Также я понял, что мне не хватает практики. Я начищал папины футбольные бутсы и свою пару ботиночек, которые мне однажды привезла тетя Мария. Раньше они принадлежали сыну ее начальника. Я надевал их только по особым случаям, потому они исправно служили мне какое-то время до тех пор, пока я не решил узнать, каково пинать мяч в обуви, а не босиком, как обычно. Ботинки были испорчены.

В конце концов, мне удалось убедить маму в том, что бесполезно пытаться найти работу по чистке обуви в бедном районе, и нехотя она разрешила мне ходить с папой на стадион «Бауру Атлетико Клуб» в дни матчей, где было много людей, а Дондиньо мог за мной присматривать. Но мой отец слишком был занят, чтобы заботиться обо мне, но огромное количество потенциальной работы означало, что я просто не мог провалиться, и когда мы возвращались домой, у меня в кармане лежало два крузейро. После столь скорого успеха мама стала снисходительнее и разрешила мне пойти начищать обувь еще на железнодорожных станциях города – там конкуренция была выше, поскольку такая же мысль приходила в голову и другим мальчикам, но, по крайней мере, я хоть немного зарабатывал.

Примерно год спустя дела пошли на лад, когда папа наконец смог найти работу в клинике. По сути, он прислуживал – убирался, что-то приносил, таскал тяжести, но поскольку работа спонсировалась местным правительством, она казалась намного надежнее любой другой частичной занятости, и впервые за много лет тень бедности приподнялась – не исчезла, а только приподнялась – над нашим домом.

* * *

А тем временем, конечно, нужно было решать, что делать с моим образованием. Мама была непоколебима, она утверждала, что я должен идти в школу и получить максимум знаний, так что в надлежащее время я поступил в начальную школу Эрнесто Монте в Бауру.

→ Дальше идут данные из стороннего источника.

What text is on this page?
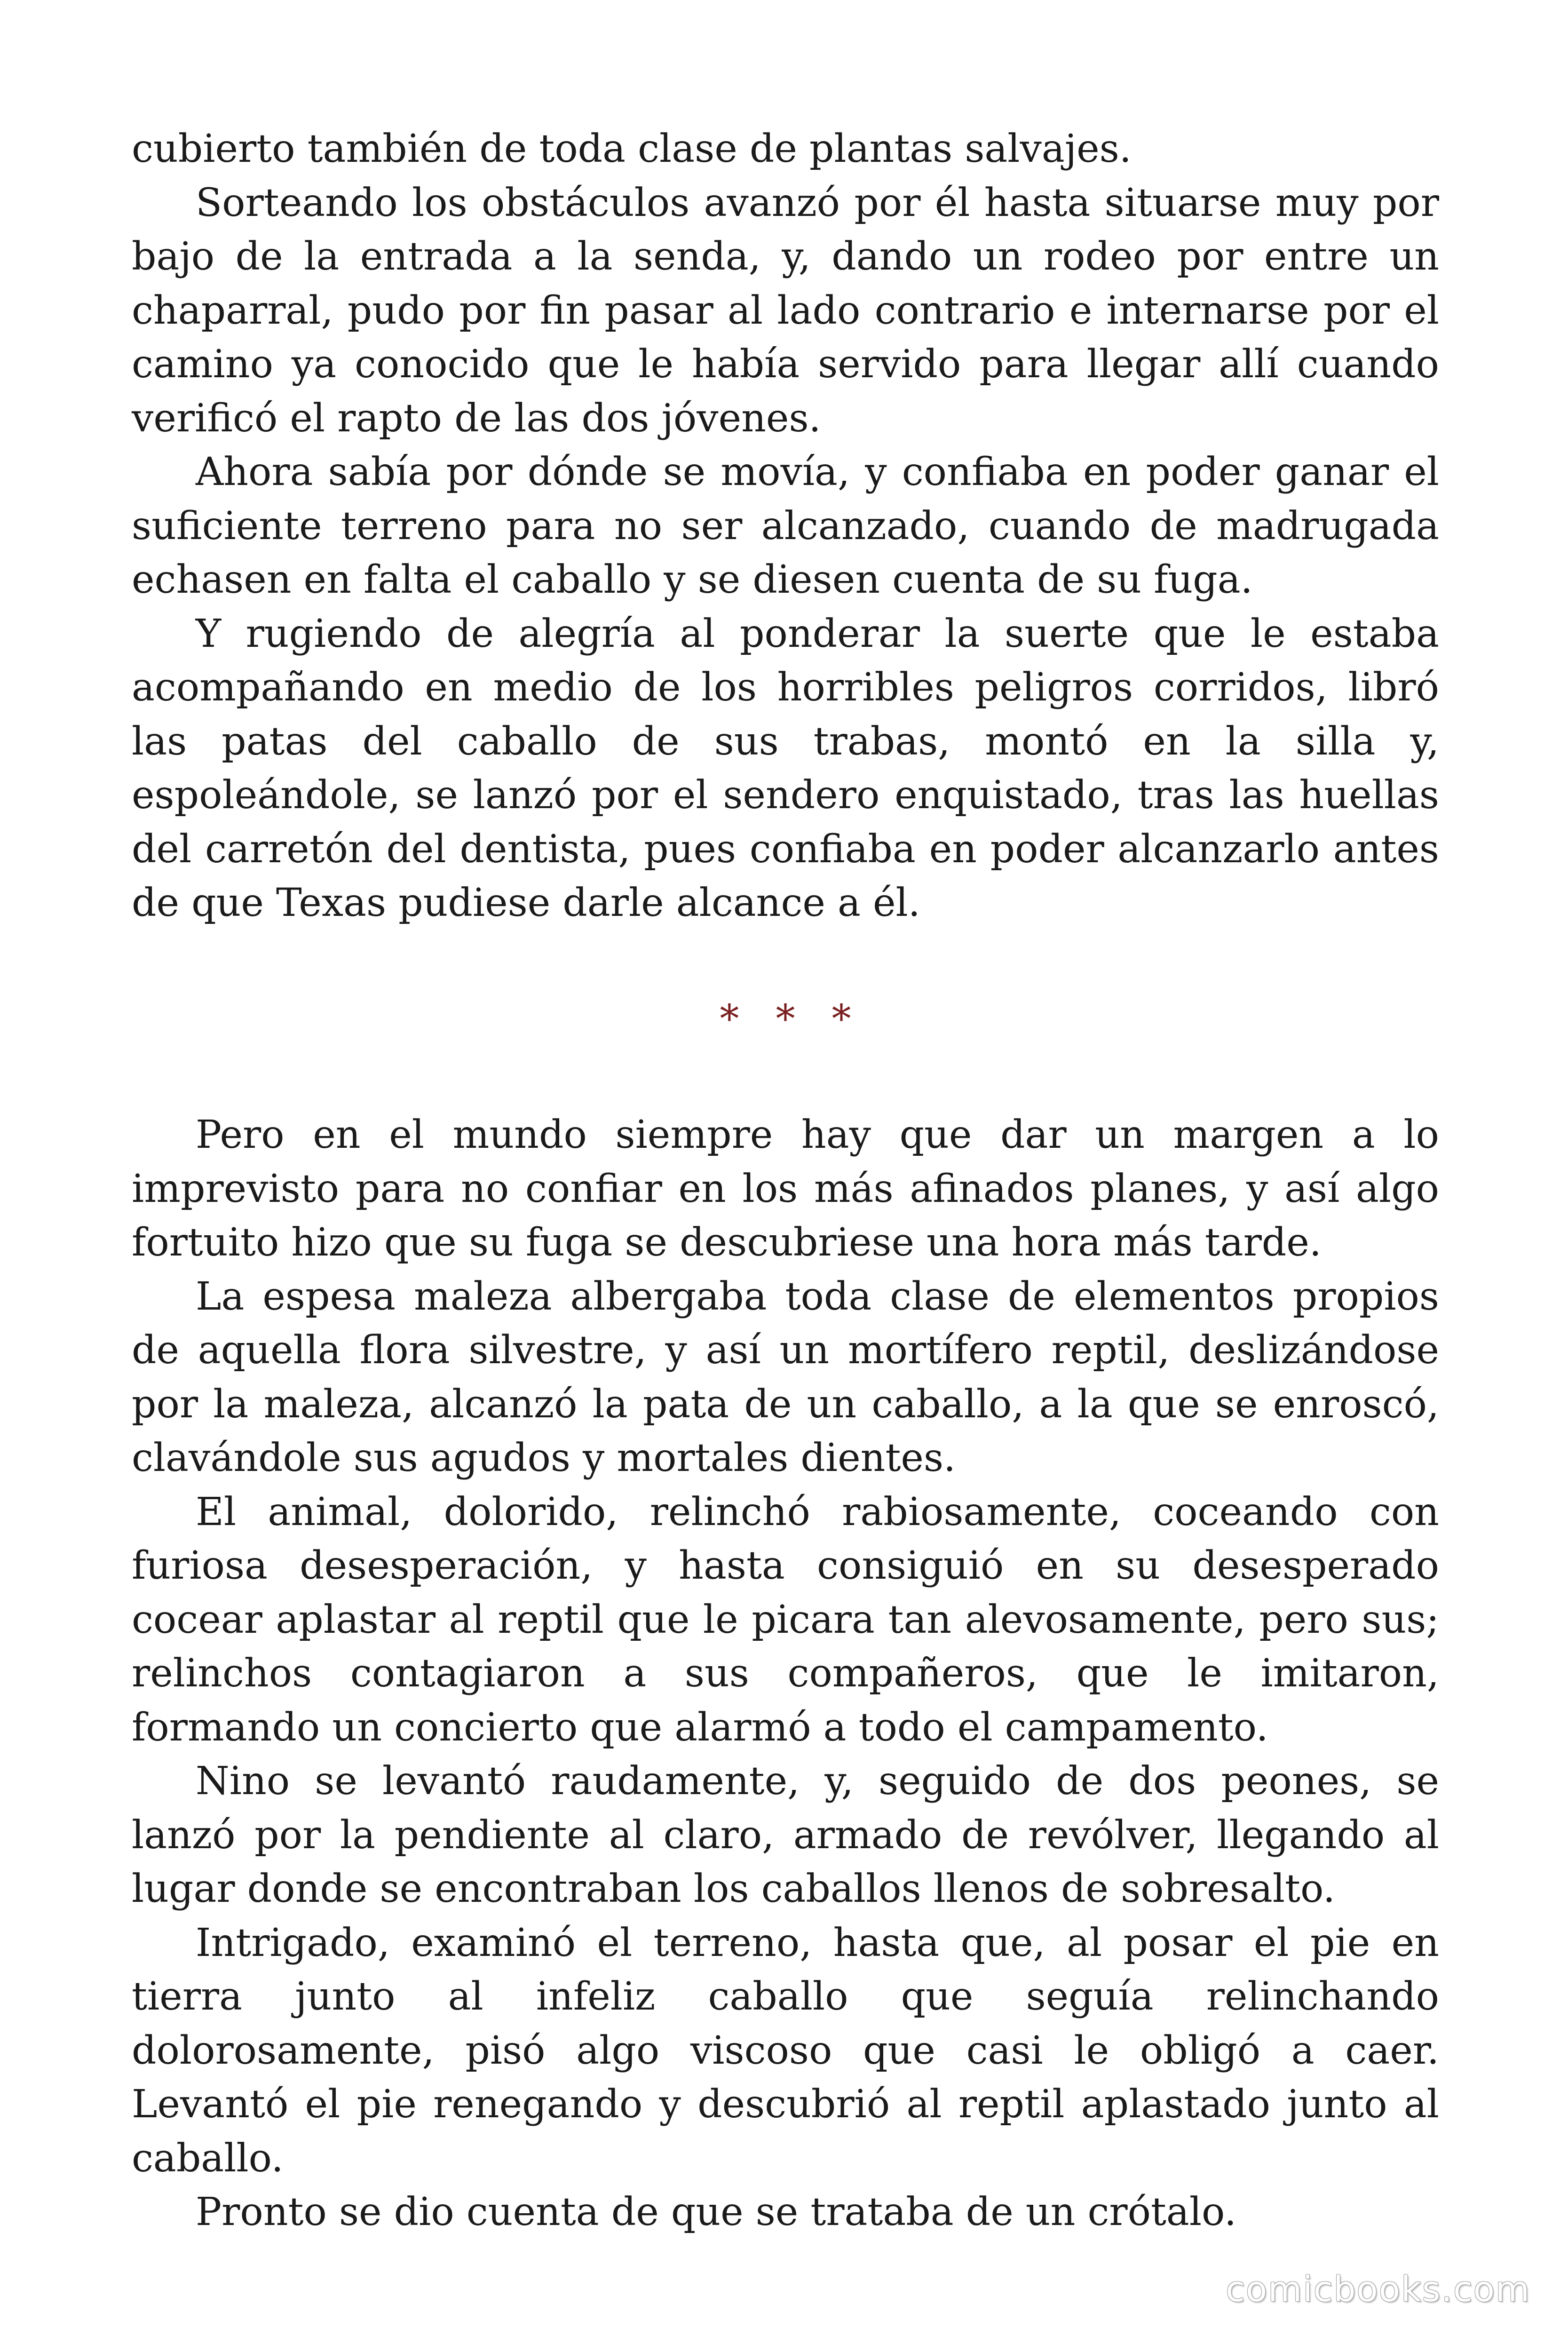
cubierto también de toda clase de plantas salvajes.

Sorteando los obstáculos avanzó por él hasta situarse muy por bajo de la entrada a la senda, y, dando un rodeo por entre un chaparral, pudo por fin pasar al lado contrario e internarse por el camino ya conocido que le había servido para llegar allí cuando verificó el rapto de las dos jóvenes.

Ahora sabía por dónde se movía, y confiaba en poder ganar el suficiente terreno para no ser alcanzado, cuando de madrugada echasen en falta el caballo y se diesen cuenta de su fuga.

Y rugiendo de alegría al ponderar la suerte que le estaba acompañando en medio de los horribles peligros corridos, libró las patas del caballo de sus trabas, montó en la silla y, espoleándole, se lanzó por el sendero enquistado, tras las huellas del carretón del dentista, pues confiaba en poder alcanzarlo antes de que Texas pudiese darle alcance a él.

* * *

Pero en el mundo siempre hay que dar un margen a lo imprevisto para no confiar en los más afinados planes, y así algo fortuito hizo que su fuga se descubriese una hora más tarde.

La espesa maleza albergaba toda clase de elementos propios de aquella flora silvestre, y así un mortífero reptil, deslizándose por la maleza, alcanzó la pata de un caballo, a la que se enroscó, clavándole sus agudos y mortales dientes.

El animal, dolorido, relinchó rabiosamente, coceando con furiosa desesperación, y hasta consiguió en su desesperado cocear aplastar al reptil que le picara tan alevosamente, pero sus; relinchos contagiaron a sus compañeros, que le imitaron, formando un concierto que alarmó a todo el campamento.

Nino se levantó raudamente, y, seguido de dos peones, se lanzó por la pendiente al claro, armado de revólver, llegando al lugar donde se encontraban los caballos llenos de sobresalto.

Intrigado, examinó el terreno, hasta que, al posar el pie en tierra junto al infeliz caballo que seguía relinchando dolorosamente, pisó algo viscoso que casi le obligó a caer. Levantó el pie renegando y descubrió al reptil aplastado junto al caballo.

Pronto se dio cuenta de que se trataba de un crótalo.

comicbooks.com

Теоретически я должен был остаться там на четыре года, а потом еще четыре года проучиться в средней школе. После этого, если бы я был достаточно прилежен, умен или удачлив, мне предстояло еще три года провести в так называемой подготовительной школе перед поступлением в университет. Правда, мне, тогда восьмилетнему мальчику, казалось, что до этого было еще очень далеко.

В те дни процесс подготовки бедных детей к школе был очень трудоемким. Мама с бабушкой зашивали рваные шорты, а также чинили мои рубашки, выполненные из материала, который использовали для мешков под пшеницу (хотя это была хорошая ткань из чистого хлопка). На самом деле, сперва я даже рад был пойти учиться. Мне дали портфель с цветными карандашами, которые вскоре закончились, потому что я раскрашивал все, что мог. В первый день папа отвел меня в школу, и поведение мое было на первых порах образцовым. Но вскоре я стал болтать на уроках и стал считаться хулиганом.

Я хорошо помню свою первую учительницу – ее звали дона Сида. Она не терпела споров и строго следила за дисциплиной – она не спускала мне плохое поведение с рук. Часто меня наказывали, заставляя стоять на коленях на куче сухих бобов, твердых, как камешки – возможно, благодаря этому мои колени окрепли и были готовы к предстоящей работе…

Я не очень хорошо учился, хотя сперва все шло не так уж плохо – порой я хулиганил, но дона Сида была менее строгой по сравнению с некоторыми учителями, с которыми я встретился позже. В целом в те первые годы меня любили в школе, несмотря на временами дурное поведение. Мне нравилось учиться, не думаю, что я был глупым, но в целом процесс обучения у меня не шел. Сейчас я вспоминаю это время, и мне это кажется странным. Не потому, что я понимаю, насколько важно образование, но потому, что у меня была хорошая мотивация – тогда, в возрасте семи или восьми лет, я страстно любил самолеты и мечтал стать пилотом. Я ходил к клубу «Аэро» и смотрел на то, как планеры выполняют разные маневры. Я отчаянно хотел стать пилотом, и как только у меня появлялась возможность ускользнуть, я отправлялся на аэродром и восхищался самолетами, которые готовили к взлету или посадке, и пилотами, занимающимися своими делами. Ради этого я даже прогуливал школу. Я считал такую работу и жизнь чрезвычайно романтичными.